Nano and writing what you know

So I’m doing Nanowrimo (and I recommend everyone has a go at least once, even if you only end up with a thousand words by the end of it, you’ll have more than you started with) and have been trundling along at a reasonable clip, managing to keep up so far. But the other day I was writing a scene with the crew of a spaceship chatting about something, what to do next or some such, and I realised that not only was that boring, but it was too nice. So since my Captain, Laura Shields, tends a bit towards the irreverent and stupid on some things, I decided to do what all writers must do.

It was time to be mean.

Now I tend to agree with the consensus that, on the whole, the job of a writer is to be an asshole to their characters, to be the one who makes their life hell so they can come through it stronger, or weaker, but either way definitively changed. In some cases, dead, which I’m sure you’ll agree is a hell of a change. So I decided that it was time for the Captain to screw up on a tiny bit of interaction with the ship’s AI, and since the AI is a full fledged person this was enough to actually hurt her.

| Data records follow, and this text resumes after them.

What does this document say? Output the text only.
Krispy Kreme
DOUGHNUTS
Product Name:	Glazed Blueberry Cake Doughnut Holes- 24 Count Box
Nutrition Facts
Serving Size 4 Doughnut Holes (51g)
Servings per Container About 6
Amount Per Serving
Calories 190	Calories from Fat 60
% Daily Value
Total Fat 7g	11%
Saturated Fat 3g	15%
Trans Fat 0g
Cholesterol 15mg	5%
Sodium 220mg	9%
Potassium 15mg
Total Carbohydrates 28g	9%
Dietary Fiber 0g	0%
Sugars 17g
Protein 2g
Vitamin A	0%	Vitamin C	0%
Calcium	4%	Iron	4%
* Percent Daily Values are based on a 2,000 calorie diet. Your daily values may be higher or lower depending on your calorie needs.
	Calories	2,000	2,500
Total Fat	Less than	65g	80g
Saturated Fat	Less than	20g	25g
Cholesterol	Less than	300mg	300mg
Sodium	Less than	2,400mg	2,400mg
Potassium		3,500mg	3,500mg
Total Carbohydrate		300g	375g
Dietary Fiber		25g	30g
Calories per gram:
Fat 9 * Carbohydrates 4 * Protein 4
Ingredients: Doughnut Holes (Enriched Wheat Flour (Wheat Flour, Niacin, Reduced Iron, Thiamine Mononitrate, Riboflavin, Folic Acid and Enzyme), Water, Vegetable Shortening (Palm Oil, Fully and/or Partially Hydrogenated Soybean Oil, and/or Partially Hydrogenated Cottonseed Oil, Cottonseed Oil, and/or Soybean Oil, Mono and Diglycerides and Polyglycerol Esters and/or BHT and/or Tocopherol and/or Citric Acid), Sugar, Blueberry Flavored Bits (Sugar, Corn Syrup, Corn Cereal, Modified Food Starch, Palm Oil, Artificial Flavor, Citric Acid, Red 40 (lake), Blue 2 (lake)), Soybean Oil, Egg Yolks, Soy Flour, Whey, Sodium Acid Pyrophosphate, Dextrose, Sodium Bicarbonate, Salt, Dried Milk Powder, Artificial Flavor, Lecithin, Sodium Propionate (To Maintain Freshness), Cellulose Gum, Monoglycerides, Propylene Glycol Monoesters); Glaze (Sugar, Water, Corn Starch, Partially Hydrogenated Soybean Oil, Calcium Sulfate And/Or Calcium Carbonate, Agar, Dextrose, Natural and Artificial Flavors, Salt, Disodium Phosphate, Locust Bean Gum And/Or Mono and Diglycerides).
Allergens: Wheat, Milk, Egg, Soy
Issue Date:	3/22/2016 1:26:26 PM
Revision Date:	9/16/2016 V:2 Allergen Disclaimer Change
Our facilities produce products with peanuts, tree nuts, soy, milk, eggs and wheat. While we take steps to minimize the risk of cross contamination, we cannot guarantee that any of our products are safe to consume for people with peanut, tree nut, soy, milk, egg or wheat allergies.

What has this to do with writing what you know, phantom people who may exist only in my fevered hallucinations are no doubt asking? Why that’s the very thing, I took the interaction from one of my very own fuck ups of this sort, and I think the scene is better for it. Like me, Laura didn’t realise what she had done because she was thinking about other things and generally being an inconsiderate dumbass. Also like me, she was immediately called on it by her crew and, I hope (there’s still a long way to go just on this first story with them) has learned from it. Now, I didn’t need to use my own experience for this, I could have just made something up that made sense and gone from there.

But it was a hell of a lot easier, and more convincing, to write from what I’d experienced.

Also, in an odd way, it gave me a kind of final ownership over my fuck up. Recognising I’d been shitty, owning up, then showing how it can happen have helped solidify the checks needed in my mind so that it won’t happen again. I hope. We’re all human, mostly.

So yeah, writing what you know, useful in a whole range of ways and for more than just the writing. But, I think the phrase ‘write what you know’ is a bit problematic, since it seems to imply only ever writing about what you’ve experienced.

And I’ve never insulted an artificial intelligence.

A better (in my opinion, which you can take, leave, or fling away in the desperate hope to never see it again but know this: like a boomerang it will come back to haunt you) way of saying it might be: ‘know what you write’ which, while still somewhat ambiguous, at least puts the impetus on ‘knowing’. And I can know all kinds of things without experiencing them, just from reading and watching and generally taking notice.

Basically I’d prefer it if everyone felt safe to write whatever the hell they liked, and if you don’t feel like what you’ve written about is convincing, just read read read until you think you understand it, check that by explaining it to someone else, and then fix your writing appropriately.

No, this wasn’t me justifying my wiki walks and tv tropes traversals, shut up.

One thought on “Nano and writing what you know

  1. Agreed! Not least because writing only what I know in terms of my own personal experience would make for some relatively boring and sometimes slightly incomprehensible fiction. And perhaps most of all because one of the other things about reading and writing is that one can read/write to explore: situations I’m unlikely or unable to ever experience get evaluated, considered, planned for, have emotions thrown at them until something sticks, and maybe I’ll learn a couple vaguely useful lessons along the way. Or maybe not. Regardless, I find it interesting and useful! Meanwhile, the things I do know inform the (many) things I don’t know, and outside of that hello other people, Wikipedia, TVT, and the wider Internet, you are my friend.